Overall, around 14% of the construction workforce are women, with only 2% of these being site operatives. The UK has the lowest percentage of female engineering professionals in Europe. Only 11% of the engineering workforce is female, and only 5% of registered engineers and technicians are women . Researchers estimate that at the current rate, it will take almost 200 years to achieve gender equality in the construction industry.
The industry average for ethnic diversity is around 13%, according to the Construction Industry Training Board (CITB). In 2019, figures from the Office for National Statistics (ONS) Labour Force Survey showed that in the fourth quarter of the previous year just 5.4 percent of construction workers were BAME.
The construction sector aims to provide a diverse range of buildings and infrastructure projects that serve the community. If our projects are to serve the needs of the diverse community the fact that the workforce at all levels doesn’t match that diversity presents a challenge to us all. According to research from Business in the Community, just 3.4% of all construction managers in the UK are from ethnic minorities. This percentage does not reflect the general population as, based on the most recent census data, 14% of the population comes from ethnic minority groups.
How might we address the current imbalance? Education is a start so that everyone involved in the built environment is more aware – not just of the current imbalance but of the benefits flowing from a diverse workforce.
In an interview with Construction Manager, Anjali Pindoria, Project surveyor at Avi Contracts, said: “I blame this on the lack of education on how to interact with people you have never worked with. There’s nothing at that level to educate people about cultures and traditions.” Looking at recruitment practices, Skanska equality, diversion and inclusion manager Alice Jennison says that they have improved their diversity through the use of ‘blind CVs’, in which identifying characteristics not relevant to the job description are omitted from the CV through the recruitment process.
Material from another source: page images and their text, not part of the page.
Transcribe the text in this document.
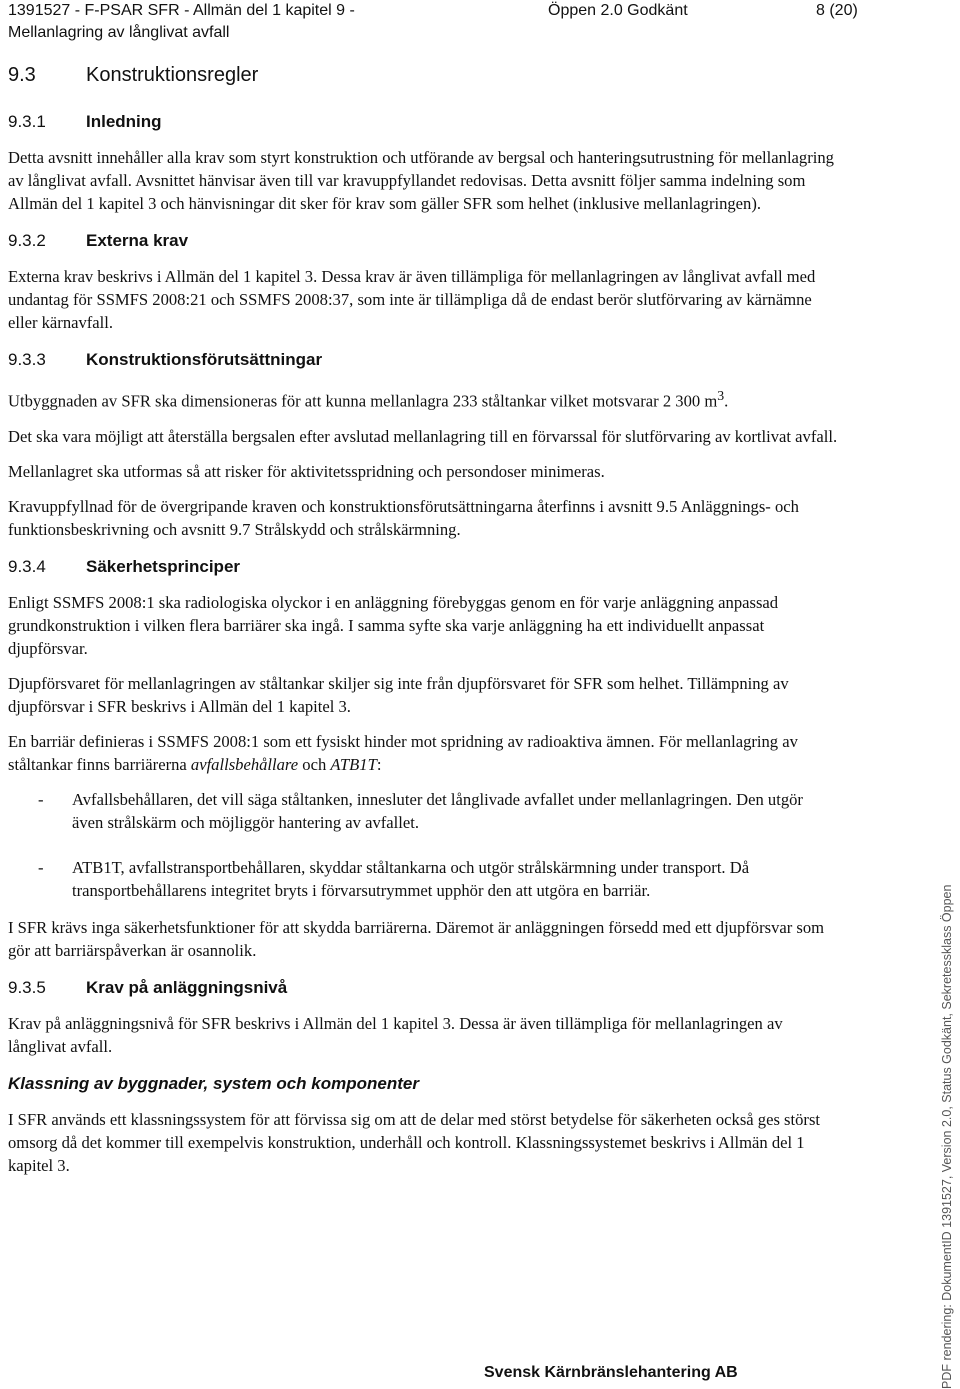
1391527 - F-PSAR SFR - Allmän del 1 kapitel 9 - Mellanlagring av långlivat avfall
Öppen 2.0 Godkänt	8 (20)
9.3	Konstruktionsregler
9.3.1 Inledning

Detta avsnitt innehåller alla krav som styrt konstruktion och utförande av bergsal och hanteringsutrustning för mellanlagring av långlivat avfall. Avsnittet hänvisar även till var kravuppfyllandet redovisas. Detta avsnitt följer samma indelning som Allmän del 1 kapitel 3 och hänvisningar dit sker för krav som gäller SFR som helhet (inklusive mellanlagringen).

9.3.2 Externa krav

Externa krav beskrivs i Allmän del 1 kapitel 3. Dessa krav är även tillämpliga för mellanlagringen av långlivat avfall med undantag för SSMFS 2008:21 och SSMFS 2008:37, som inte är tillämpliga då de endast berör slutförvaring av kärnämne eller kärnavfall.

9.3.3 Konstruktionsförutsättningar

Utbyggnaden av SFR ska dimensioneras för att kunna mellanlagra 233 ståltankar vilket motsvarar 2 300 $m^3$.

Det ska vara möjligt att återställa bergsalen efter avslutad mellanlagring till en förvarssal för slutförvaring av kortlivat avfall.

Mellanlagret ska utformas så att risker för aktivitetsspridning och persondoser minimeras.

Kravuppfyllnad för de övergripande kraven och konstruktionsförutsättningarna återfinns i avsnitt 9.5 Anläggnings- och funktionsbeskrivning och avsnitt 9.7 Strålskydd och strålskärmning.

9.3.4 Säkerhetsprinciper

Enligt SSMFS 2008:1 ska radiologiska olyckor i en anläggning förebyggas genom en för varje anläggning anpassad grundkonstruktion i vilken flera barriärer ska ingå. I samma syfte ska varje anläggning ha ett individuellt anpassat djupförsvar.

Djupförsvaret för mellanlagringen av ståltankar skiljer sig inte från djupförsvaret för SFR som helhet. Tillämpning av djupförsvar i SFR beskrivs i Allmän del 1 kapitel 3.

En barriär definieras i SSMFS 2008:1 som ett fysiskt hinder mot spridning av radioaktiva ämnen. För mellanlagring av ståltankar finns barriärerna avfallsbehållare och ATB1T:

-	Avfallsbehållaren, det vill säga ståltanken, innesluter det långlivade avfallet under mellanlagringen. Den utgör även strålskärm och möjliggör hantering av avfallet.
-	ATB1T, avfallstransportbehållaren, skyddar ståltankarna och utgör strålskärmning under transport. Då transportbehållarens integritet bryts i förvarsutrymmet upphör den att utgöra en barriär.

I SFR krävs inga säkerhetsfunktioner för att skydda barriärerna. Däremot är anläggningen försedd med ett djupförsvar som gör att barriärspåverkan är osannolik.

9.3.5 Krav på anläggningsnivå

Krav på anläggningsnivå för SFR beskrivs i Allmän del 1 kapitel 3. Dessa är även tillämpliga för mellanlagringen av långlivat avfall.

Klassning av byggnader, system och komponenter

I SFR används ett klassningssystem för att förvissa sig om att de delar med störst betydelse för säkerheten också ges störst omsorg då det kommer till exempelvis konstruktion, underhåll och kontroll. Klassningssystemet beskrivs i Allmän del 1 kapitel 3.

Svensk Kärnbränslehantering AB	PDF rendering: DokumentID 1391527, Version 2.0, Status Godkänt, Sekretessklass Öppen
Skanska has also built partnerships with local universities and technical colleges that have a diverse range of students, in keeping with the communities they serve.
So, whether there’s unconscious bias in the minds of those recruiting, or whether a preconceived notion of what a construction worker looks like is deterring potential applicants, there’s a wealth of research, training and good practice out there that will help us map the route towards improvement. The construction industry must grasp the opportunity to show that it is changing for the better. It must be an industry that is open to all, with a workforce that welcomes a diverse range of talent and ability that truly reflects our population. I believe that there are opportunities arising out of an increase in the use of off-site techniques along with the advances in Digital and Technological capabilities to really drive this agenda.
On top of that are the opportunities that can come from flexible working. According to some research funded by Sir Robert McAlpine into flexible working, 66% of construction firms are planning to retain home working after the coronavirus pandemic. Out of the horror of Covid-19 we may well be looking at a better work environment that drives inclusion and improves the work-life balances for all.
I am pleased to see that CIOB is to appoint an Equality, Diversion and Inclusion Transformation Lead with a role in developing our global strategy in this vitally important area. We will see the impact of that role in the weeks and months to follow.